In the end, the competing claims of both sides have to be tempered with a sense of historical reality. For Jews, Israel will always be home, the land promised to their ancestors and in which generations upon generations of their ancestors lived not for thirteen but for thirty centuries, if not for longer than that. But that sense of rootedness in the ancestral homeland could be seasoned with the recollection that, in the end, our own traditions stress over and over that we came from somewhere else originally.

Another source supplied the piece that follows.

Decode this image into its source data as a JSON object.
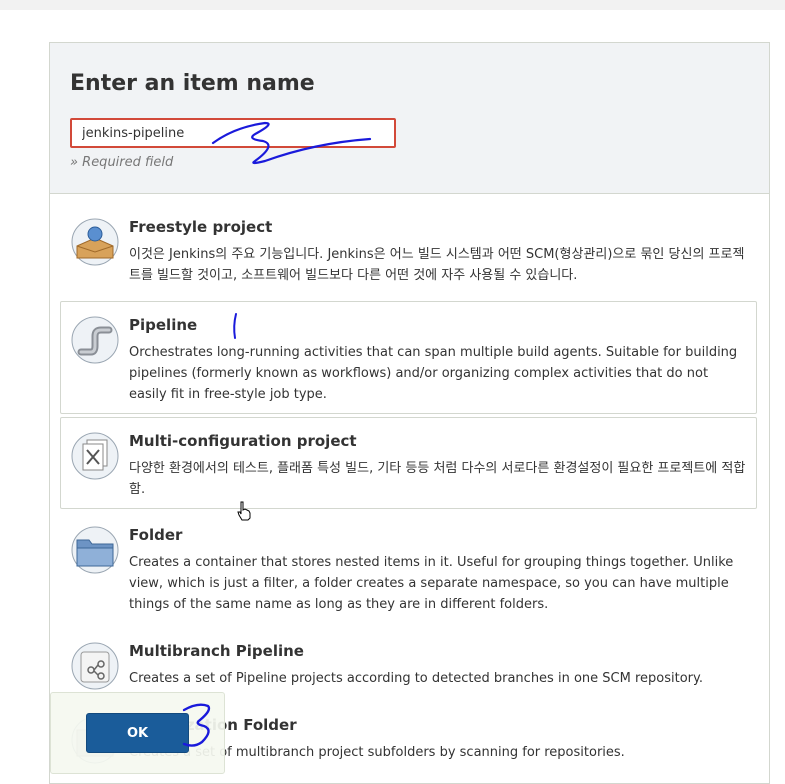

The Palestinians could do well to drink of a bit of that broth as well. They, after all, aren’t really the aborigines either…and I can’t imagine that their leadership doesn’t know that perfectly well. The history of the Muslim invasions of the seventh century CE, after all, are unknown to most Americans, but to the key players in the Middle East these details are anything but obscure. So we’re dealing here with two competing claims to be the native indigenes pushed out by the big, bad invaders neither of which is as absolutely anchored in historical reality as their most vocal proponents would like to think. What that means to me is that it should be possible to replace arrogance with humility…and to seek a kind of peace that will not only accommodate the living but also suit the memory of generations long since passed from the scene.

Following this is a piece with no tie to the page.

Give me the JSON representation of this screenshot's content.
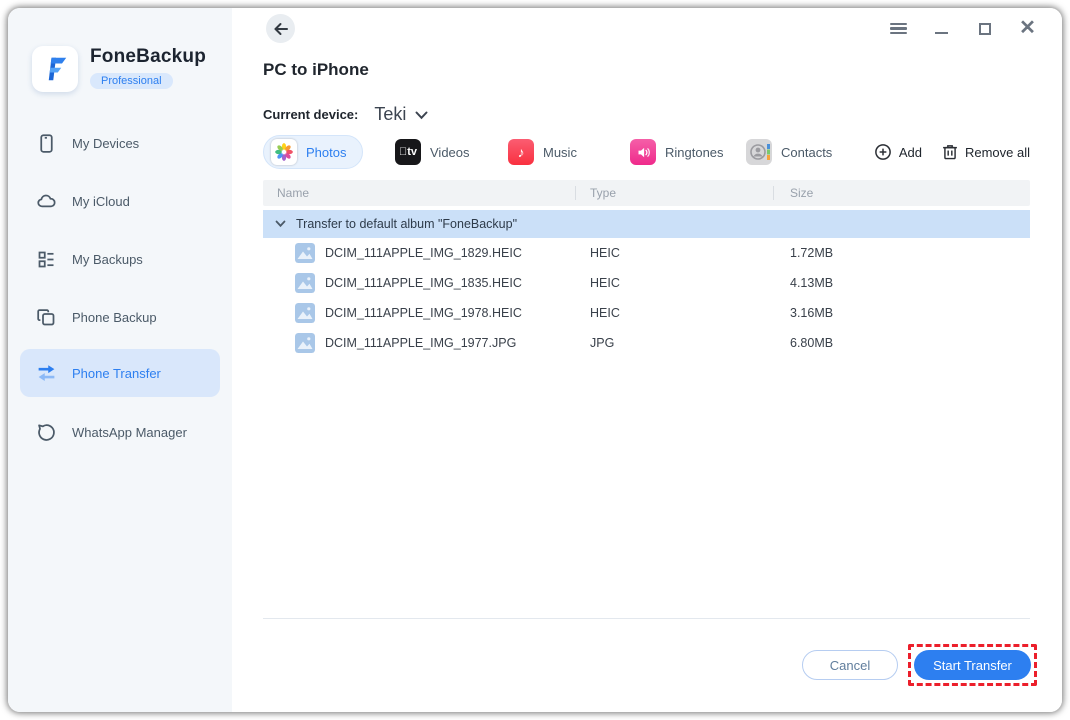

In the end, Avatar is about invaders stealing what they want because they can. To cast the Israelis as ruthless invaders come to take what they want merely because they somehow can is to ignore history. But to look past thirteen centuries of Muslim presence in the land and to wave it away because the first among them to arrive came as invaders from afar—that too seems just a bit overstated. Avatar is a first rate movie, one that I think all my readers will enjoy immensely. But, in the end, it’s just a gorgeous cartoon. And the lesson the film holds for those of us who daily pray for peace in Israel is that peace will never be made by people who look across the table at their counterparts from the other side and see not men and women trying to negotiate a fair and reasonable agreement but cartoon characters somehow magically, not to say sinisterly, transmogrified into avatars that only look like real human beings.